The mineral sugilite was first described in 1976 by Murakami and his co-workers in the Mineralogical Journal of Japan, and was named in honour of the late Professor Kan-ichi Sugi. As first discovered the mineral consisted of brownish-yellow grains in an aegirine syenite from Iwagi Islet, Ehemi Prefecture, Japan. The mineral is hexagonal in structure, with hardness 6 on Mohs' scale, density 2.74 and refractive indices 1.607 for the extraordinary and 1.610 for the ordinary ray. In composition, sugilite is a complex silicate of alkali metals, iron, aluminium, etc. and contains water. In its composition, crystal structure and physical properties it closely resembles another rare mineral sogdianite (first described in 1968) with which it has in fact been confused. Sogdianite, however, contains essential zirconium and has a rather higher density (2.82-2.90).

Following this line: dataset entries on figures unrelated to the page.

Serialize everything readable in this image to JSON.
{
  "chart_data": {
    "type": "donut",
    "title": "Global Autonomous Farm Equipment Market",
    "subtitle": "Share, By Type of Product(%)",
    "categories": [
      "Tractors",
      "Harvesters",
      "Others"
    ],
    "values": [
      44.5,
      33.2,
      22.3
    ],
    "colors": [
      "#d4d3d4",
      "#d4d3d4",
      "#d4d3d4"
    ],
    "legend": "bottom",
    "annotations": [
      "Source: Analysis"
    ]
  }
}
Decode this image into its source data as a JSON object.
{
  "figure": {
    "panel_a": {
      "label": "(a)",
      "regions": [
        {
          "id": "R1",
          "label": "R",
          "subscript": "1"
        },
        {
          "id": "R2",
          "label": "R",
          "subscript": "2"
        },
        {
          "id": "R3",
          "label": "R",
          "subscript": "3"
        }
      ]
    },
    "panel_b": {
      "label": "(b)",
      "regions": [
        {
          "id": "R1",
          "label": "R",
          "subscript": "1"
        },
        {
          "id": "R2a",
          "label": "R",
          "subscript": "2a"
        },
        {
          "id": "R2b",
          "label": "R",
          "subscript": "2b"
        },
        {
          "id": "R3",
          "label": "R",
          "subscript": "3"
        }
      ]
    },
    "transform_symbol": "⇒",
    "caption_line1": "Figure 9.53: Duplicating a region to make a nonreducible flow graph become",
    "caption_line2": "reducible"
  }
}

The yellow-brown grains of sugilite as originally discovered had nothing to offer as a gem material, but more recently a very different and strikingly handsome manganoan form of the mineral has been recovered from the Wessel Mine, Hotazel, in the North Province of South Africa. Here the mineral is found in the form of a purple rock-like material of which 'Royal Azel' and 'Royal Lavulite' have proved the most popular. As an aid to the gemmologist in the identification of this manganoan form of sugilite by standard techniques the presence of three fairly sharp bands in the violet region at 4110, 4190 and 4370, due to manganese, should be mentioned. These bands were first recorded by R Dillman, and being at the violet end of the spectrum can. only successfully be observed by using a powerful beam of light which has passed through a good blue filter.